Satu persatu penumpang kapal memperkenalkan diri. Dimulai dari Bumantara, Gegana lalu berlanjut ke Rembulan, Pijar dan Mentari. Seperti yang diucapkan Rembulan pada Bumantara, setiap dari mereka tidak ada yang berada dalam satu cabang olahraga yang sama. Pelatihan khusus yang diberikan akan mengasah kemampuan mereka lebih tajam lagi.

***

Setengah jam telah berlalu dan kapal mulai menepi di daratan. Satu persatu penumpang turun dari kapal tersebut. Semilir angin mengajak rambut mereka menari sekaligus memberikan kesegaran yang belum pernah dirasakan sebelumnya.

Bumantara menikmati oksigen yang memasuki rongga paru-parunya. "Segar sekali," komentarnya pelan.
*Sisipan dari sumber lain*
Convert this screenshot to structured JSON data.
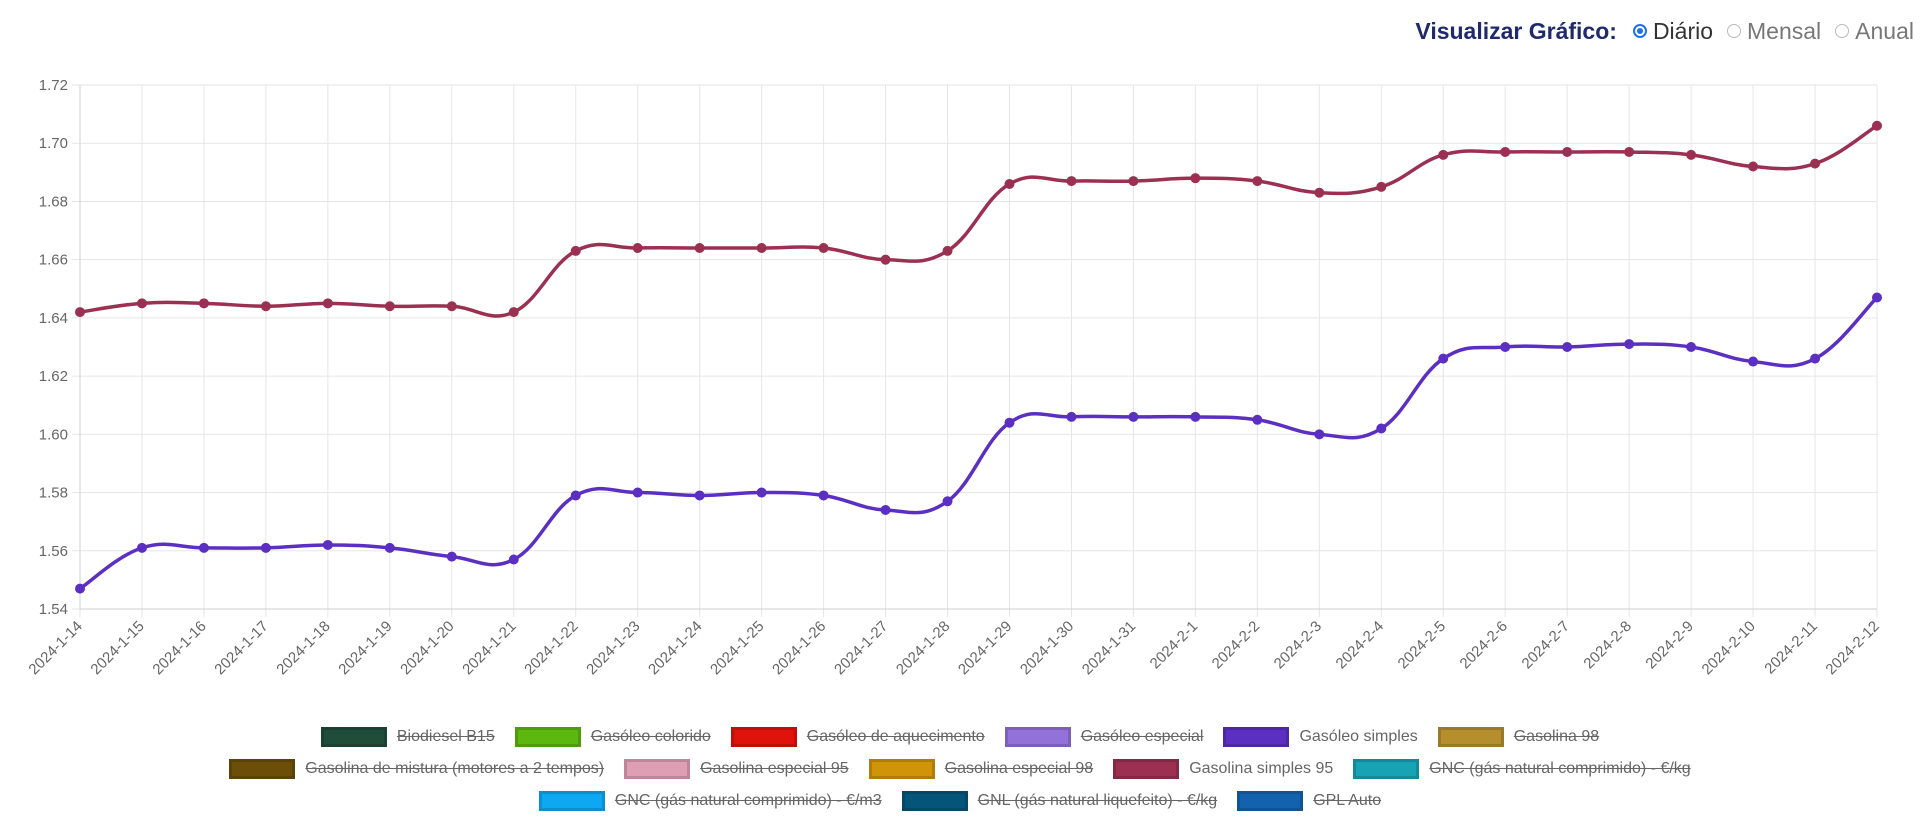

Samudera melepaskan alas kakinya guna menikmati pasir putih di pulau tersebut. "Sepertinya aku akan betah berlama-lama di pulau ini."

"Jangan senang dulu. Kita tidak tahu ke mana harus pergi. Tidak ada seorang pun yang datang menyambut kita." Cowok tinggi berotot itu berkomentar setelah mengamati sekeliling.

"Ah, ya, kau benar, Gegana. Apakah kita harus menjelajahi pulau ini terlebih dahulu?" Pijar memberikan usul.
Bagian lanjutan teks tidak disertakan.